Last Monday, the Obama administration and the EPA announced the most comprehensive regulations yet addressing the production of greenhouse gases like carbon dioxide. The proposal itself is 645 pages of legal and environmental jargon, so discussion so far has revolved around sound bites and headlines. The talking points tell us that the proposal will reduce greenhouse gas emissions by 30% by 2030, and that the regulations take aim squarely at fossil fuel use, with coal the biggest target in the crosshairs. But are these proposed rules as fearsome as they look?
So far, coal interests have reacted with outrage. The nation's largest coal producer, Peabody Energy Corporation (NYSE: BTU ) , issued a statement accusing the policy of hurting the poor, ignoring "energy poverty," and costing each American household thousands of dollars. In the face of such a dramatic escalation of the "war on coal," Peabody Energy's stock price ... edged up since the announcement.
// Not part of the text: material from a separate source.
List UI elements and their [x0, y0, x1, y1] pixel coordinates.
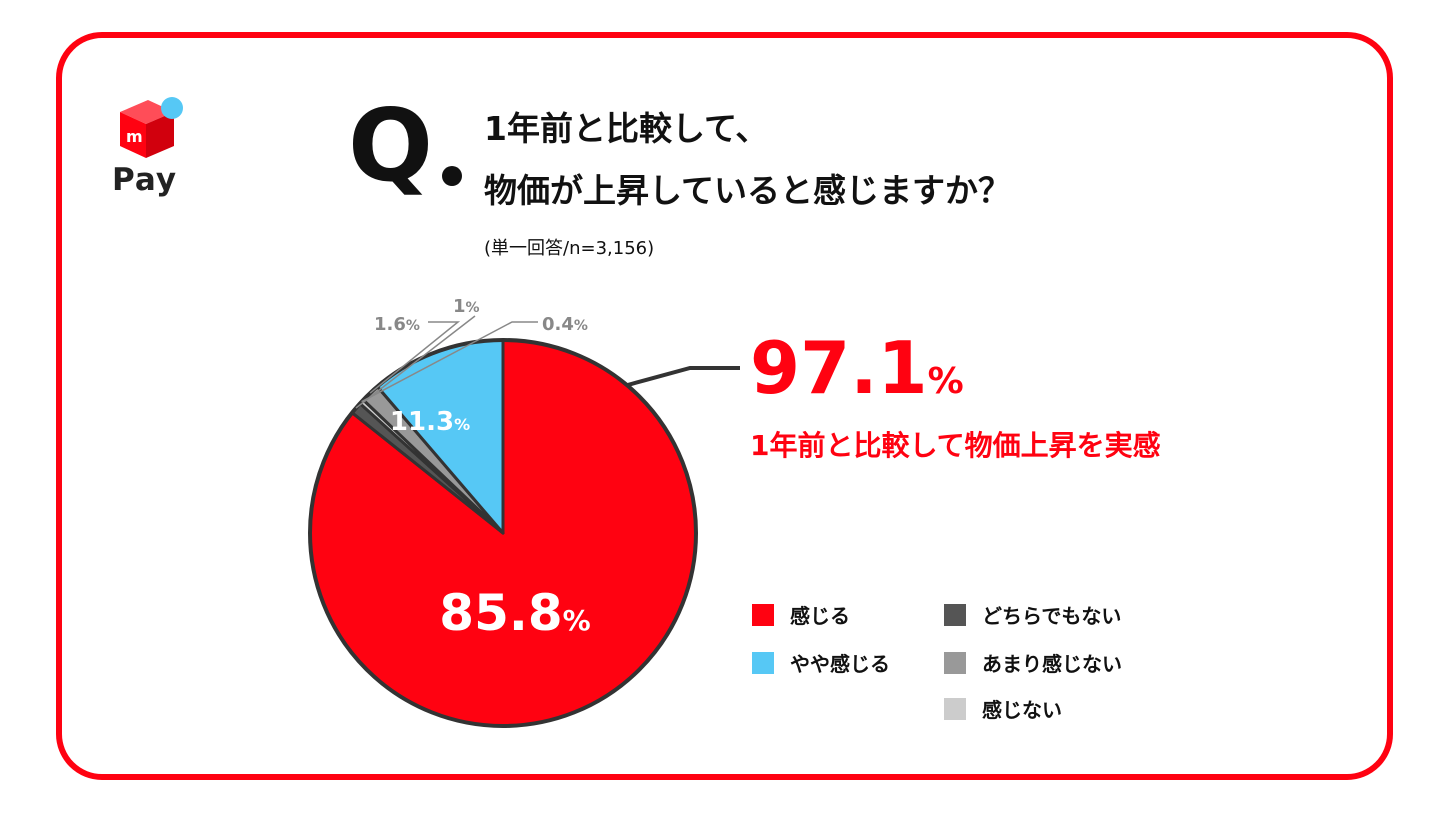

That's because the truth is that the industry and investors knew some kind of regulation was coming, and the Obama administration's plan was seen as more accommodating, to the relief of industry insiders.
Inside the plan
First, the plan does not intend to lower all American greenhouse gas emissions, just American greenhouse gas emissions from power plants. Electricity generation from power plants is the nation's largest source of greenhouse gas emissions, but this sector still only accounted for about 32% of total emissions in 2012.Advocating a slight reduction in one third of the nation's greenhouse gas emissions could be considered a start, but it's far from a comprehensive plan.
Second, the commonly touted figure of lowering greenhouse gas emissions "30% by 2030" is somewhat misleading. The program doesn't seek to lower greenhouse gas emissions 30% from today's levels, but from 2005 levels, which were much higher. Nationwide, greenhouse gas emissions from electricity generation have fallen from 2,430 million metric tons of carbon dioxide equivalent in 2005 to just 2,088 in 2012, the last year for which full data is available. That's about a 14% reduction in greenhouse gas emissions from power plants, meaning that we were almost halfway to the EPA's goal before the agency even announced it!
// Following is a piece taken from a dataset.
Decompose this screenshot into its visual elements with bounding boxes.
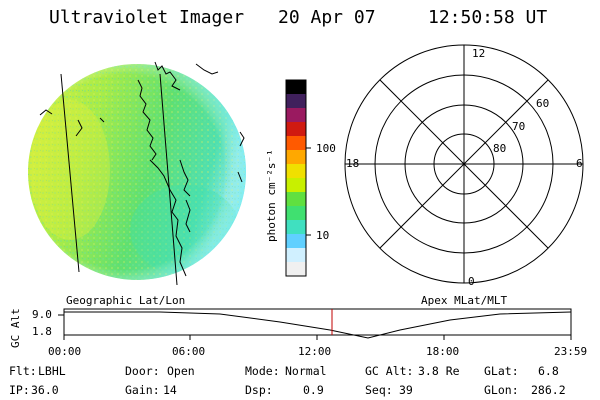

American greenhouse gas emissions from electricity have been falling without government regulation for two big reasons: the economy and natural gas. The period between 2005 and 2012 of course spanned the biggest recession in recent memory, and during recessions people demand less of everything, including electricity. We're climbing out of recession, however, and indeed the EPA estimates that 2013 and 2014 will both see slight increases in greenhouse gas emissions on the back of stronger demand for electricity.
The swing to gas
Longer-term, however, coal-fired power plants are giving way to natural gas plants, thanks to the abundance and low price of natural gas brought on by the hydraulic fracturing boom in North America. Industry itself is looking to natural gas for the future, not coal. In 2005, coal provided about 50% of all electricity generation, but that ratio fell to just 37% by 2012. This trend should continue without regulation, as the median American coal plant is spoiling for retirement at over 45 years old, according to Climate Progress.
The age of the coal fleet is a boon for climate hawks, because our oldest, least efficient coal plants are also our most egregious emitters. For the past few years, retired coal capacity has been replaced primarily by natural gas, and that's also good for the greens. Burning natural gas emits about half the greenhouse gases emitted by burning coal. With much of the coal fleet headed for retirement over the nest 15 years, and the replacements virtually guaranteed to be less greenhouse gas intensive, economics if nothing else indicates that the U.S. will hit Obama's power plant greenhouse gas emissions targets. Remember, we're already halfway there, without even trying.
So why issue regulations? It certainly couldn't hurt politically: 70% of Americans support curbing greenhouse gas emissions. Democrats were never counting on the support of the 30% of the population who oppose greenhouse gas regulation. By endorsing regulation explicitly to curb climate change, the Obama administration has energized environmentalists without alienating a moderate constituency.
Countercharges that such regulations will inflame moderates by increasing energy bills should likely fail, as energy prices are complex and influenced far more by mundane things like weather and production than they are by the EPA's multi-decade plan. If the proposal does indeed raise energy prices, it's unlikely that many consumers would even notice. With the new regulatory proposals, it looks to this commenter that the president has chalked up a political win without making a significant difference on climate change.